Certains courants se construisent progressivement, exigent une phase de maturation pour atteindre un apogée. D’autres, au contraire, s’imposent d’emblée et, dès les origines, définissent tout un cahier des charges qui fera référence par la suite. C’est le cas avec ce film de Mario Bava, qui fonde le giallo avec éclat, avant que son disciple Dario Argento ne s’en empare et que l’industrie transalpine n’use le concept jusqu’à la corde.
Sur une intrigue plutôt traditionnelle de policier mettant en prise une maison de couture avec un tueur masqué, le réalisateur va greffer une série d’éléments qui vont forger l’ADN du genre. En ce qui concerne l’écriture, la dimension narrative est presque au second plan, et s’attache à une collectivité davantage qu’à des figures qui pourraient provoquer une identification ou un attachement du spectateur. Si les parties dialoguées, surtout vers la fin, accusent une certaine lourdeur dans leur tentative de tout expliquer, c’est le portrait général qui prime : dans ce milieu fermé sur lui-même, et face auxquels les éléments extérieurs comme la police font surtout preuve d’impuissance, tout le monde a quelque chose à se reprocher. Le journal intime d’une victime, convoité par la plupart des protagonistes en est le symptôme : les secrets (coucheries, drogue, problèmes d’argent…) sont pesants et les suspects ne manqueront pas.

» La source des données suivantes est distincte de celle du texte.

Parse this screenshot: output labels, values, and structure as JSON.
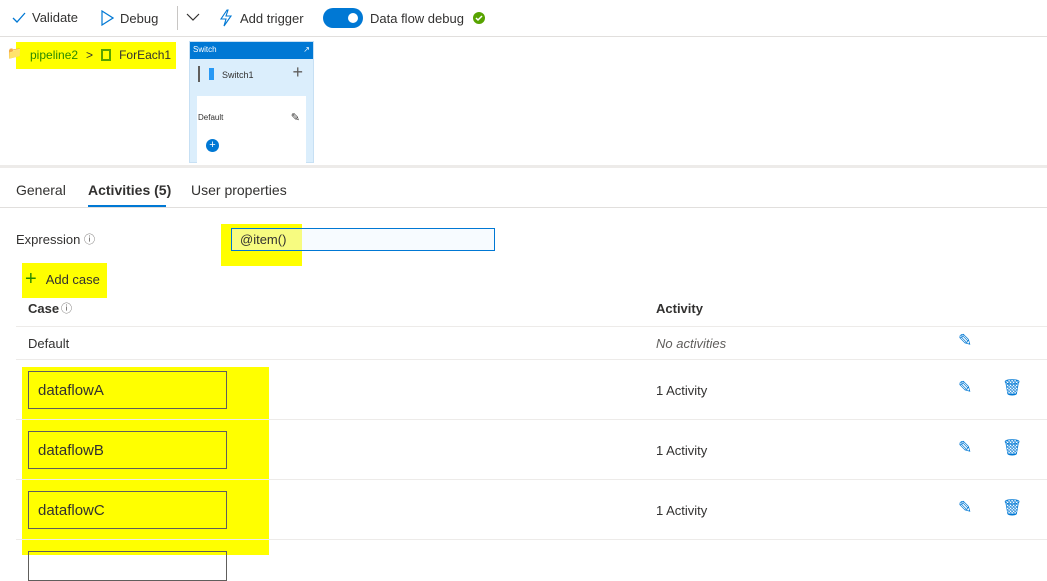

Mais c’est évidemment sur le plan esthétique que se joue l’essentiel. En plaçant son récit au sein d’une maison de couture, Bava se régale dès le générique, où la caméra parcourt les lieux et navigue entre des mannequins d’osier et des silhouettes humaines sans qu’il soit toujours possible de les distinguer. Ce regard sur les figures dont on retiendra avant tout la plastique donne le ton : dans ce chamarré jeu de massacre, c’est le panache qui compte. Chaque mise à mort, dans le giallo, est une cérémonie à la gloire du cinéaste et de son chef opérateur, où se dessine un chemin affolé dans un espace retors, où les cloisons poreuses réservent des mises à mort raffinées et sadiques. L’alliance entre la beauté et la violence est travaillée à l’excès : l’érotisation des meurtres se fonde sur un soin exacerbé apporté à l’image et aux couleurs (les éclairages, volontiers irréalistes, colorent chaque embrasure d’une facticité proprement onirique), tandis que la dimension sadique violente les corps, qui son traînés au sol, lardés à l’arme blanche ou brûlés sur un poêle incandescent.
L’identification de coupables et de leur mobile reste donc très secondaire : dans l’affolement croissant de la tension meurtrière, la maison elle-même semble devenir prédatrice, et la caméra son arme de prédilection. Au terme de ce macabre parcours, un genre est né : dans la couleur et la virtuosité, flattant avec raffinement les pulsions sadiques d’un public qui n’est pas encore totalement prêt à les assumer.